Peki, kusur diye dayatılan şey nedir? Kusursuz fizikler m? Kusursuz düşünceler mi? Kusursuz giyimler m?
Hayat, ev, ten rengi, yemek, araba, eş, boy gibi sayılabilecek özellik var kusursuz olması beklenilen. Kusursuzluğun standartlarına uygun olanlar mı güzel, yoksa özgün olanlar mı?
Bana kalırsa özgün olan hem güzeldir hem de kusursuzdur. Güzel olmayanın birer kusur olduğuna ikna edilmişizdir hep. Çünkü kusursuzluk vasatlıktır, sahtedir, taklittir. Aslında kusuru olmayan kusurludur.
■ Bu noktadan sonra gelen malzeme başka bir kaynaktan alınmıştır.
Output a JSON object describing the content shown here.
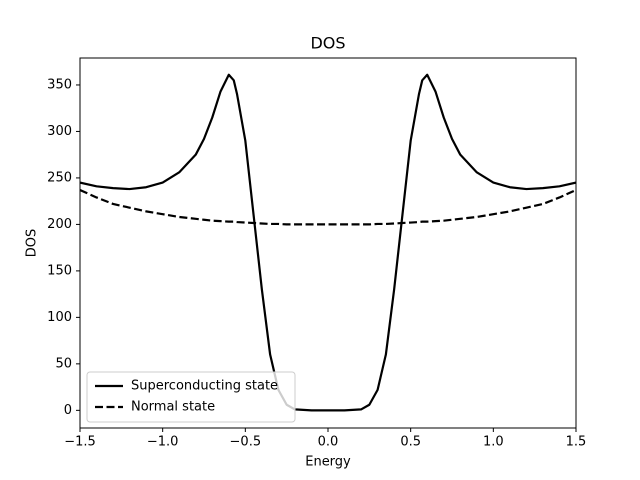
{
  "chart_data": {
    "type": "line",
    "title": "DOS",
    "xlabel": "Energy",
    "ylabel": "DOS",
    "x": [
      -1.5,
      -1.4,
      -1.3,
      -1.2,
      -1.1,
      -1.0,
      -0.9,
      -0.8,
      -0.75,
      -0.7,
      -0.65,
      -0.6,
      -0.57,
      -0.55,
      -0.5,
      -0.45,
      -0.4,
      -0.35,
      -0.3,
      -0.25,
      -0.2,
      -0.1,
      0,
      0.1,
      0.2,
      0.25,
      0.3,
      0.35,
      0.4,
      0.45,
      0.5,
      0.55,
      0.57,
      0.6,
      0.65,
      0.7,
      0.75,
      0.8,
      0.9,
      1.0,
      1.1,
      1.2,
      1.3,
      1.4,
      1.5
    ],
    "series": [
      {
        "name": "Superconducting state",
        "color": "#000000",
        "style": "solid",
        "values": [
          245,
          241,
          239,
          238,
          240,
          245,
          256,
          275,
          292,
          315,
          343,
          361,
          355,
          340,
          290,
          210,
          130,
          60,
          22,
          6,
          1,
          0,
          0,
          0,
          1,
          6,
          22,
          60,
          130,
          210,
          290,
          340,
          355,
          361,
          343,
          315,
          292,
          275,
          256,
          245,
          240,
          238,
          239,
          241,
          245
        ]
      },
      {
        "name": "Normal state",
        "color": "#000000",
        "style": "dashed",
        "values": [
          237,
          229,
          222,
          218,
          214,
          211,
          208,
          206,
          205,
          204,
          203.5,
          203,
          203,
          202.5,
          202,
          201.5,
          201,
          200.5,
          200.5,
          200,
          200,
          200,
          200,
          200,
          200,
          200,
          200.5,
          200.5,
          201,
          201.5,
          202,
          202.5,
          203,
          203,
          203.5,
          204,
          205,
          206,
          208,
          211,
          214,
          218,
          222,
          229,
          237
        ]
      }
    ],
    "xlim": [
      -1.5,
      1.5
    ],
    "xticks": [
      {
        "value": -1.5,
        "label": "−1.5"
      },
      {
        "value": -1.0,
        "label": "−1.0"
      },
      {
        "value": -0.5,
        "label": "−0.5"
      },
      {
        "value": 0.0,
        "label": "0.0"
      },
      {
        "value": 0.5,
        "label": "0.5"
      },
      {
        "value": 1.0,
        "label": "1.0"
      },
      {
        "value": 1.5,
        "label": "1.5"
      }
    ],
    "ylim": [
      -19,
      379
    ],
    "yticks": [
      0,
      50,
      100,
      150,
      200,
      250,
      300,
      350
    ],
    "grid": false,
    "legend": "lower left"
  }
}
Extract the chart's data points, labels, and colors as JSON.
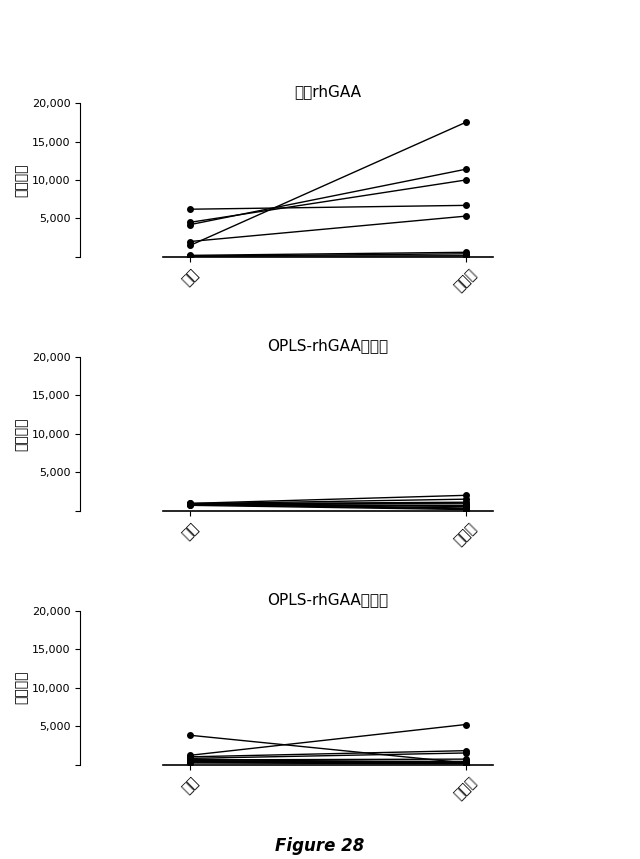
{
  "chart1_title": "遊離rhGAA",
  "chart2_title": "OPLS-rhGAA　一緒",
  "chart3_title": "OPLS-rhGAA　別々",
  "ylabel": "希釈倍率",
  "xtick_labels": [
    "６週",
    "１１週"
  ],
  "figure_caption": "Figure 28",
  "chart1_lines": [
    [
      100,
      150
    ],
    [
      100,
      400
    ],
    [
      200,
      600
    ],
    [
      1500,
      17500
    ],
    [
      4200,
      11400
    ],
    [
      4500,
      10000
    ],
    [
      6200,
      6700
    ],
    [
      2000,
      5300
    ]
  ],
  "chart2_lines": [
    [
      700,
      150
    ],
    [
      800,
      250
    ],
    [
      850,
      550
    ],
    [
      900,
      650
    ],
    [
      950,
      900
    ],
    [
      900,
      1100
    ],
    [
      900,
      1500
    ],
    [
      950,
      2000
    ],
    [
      900,
      350
    ]
  ],
  "chart3_lines": [
    [
      3800,
      200
    ],
    [
      1200,
      5200
    ],
    [
      1000,
      1800
    ],
    [
      800,
      1500
    ],
    [
      700,
      200
    ],
    [
      600,
      700
    ],
    [
      500,
      400
    ],
    [
      400,
      300
    ],
    [
      300,
      200
    ],
    [
      200,
      100
    ]
  ],
  "ylim": [
    0,
    20000
  ],
  "yticks": [
    0,
    5000,
    10000,
    15000,
    20000
  ],
  "background_color": "#ffffff",
  "line_color": "#000000",
  "marker": "o",
  "marker_size": 4,
  "line_width": 1.0
}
Fakat bizden istenen kusurların araştırılması, kusurların öne çıkarılması değildir. Kamil insan veya mümin insan kimsenin kusurunu, hatasını araştırmaz. Tam tersine hep kendi kusuruna, kendi hatasına bakar ve hatalarını düzeltmeye çalışır.
“...Birbirinizin kusurunu araştırmayın...” (Hucurat, 49/12)
Nâil-i Kadîm'in ifadesi ile:
Nâzır bulunma aybına âlemde kimsenin
Bedhâh-ı nâkesân bile olma kerim isen.
Bakma dünyada kimsenin kusuruna
Şerefli bir kimse isen başkalarının kötülüğünü isteyen alçak kimse olma.
Kusur dayatması var ise ve kusursuzluk ideal olarak öne çıkarılıyorsa ya ticari bir hedef vardır ya da insanı Tanrılaştırma çabası.
Kusura bakmayın ama kusursuz insan olamaz!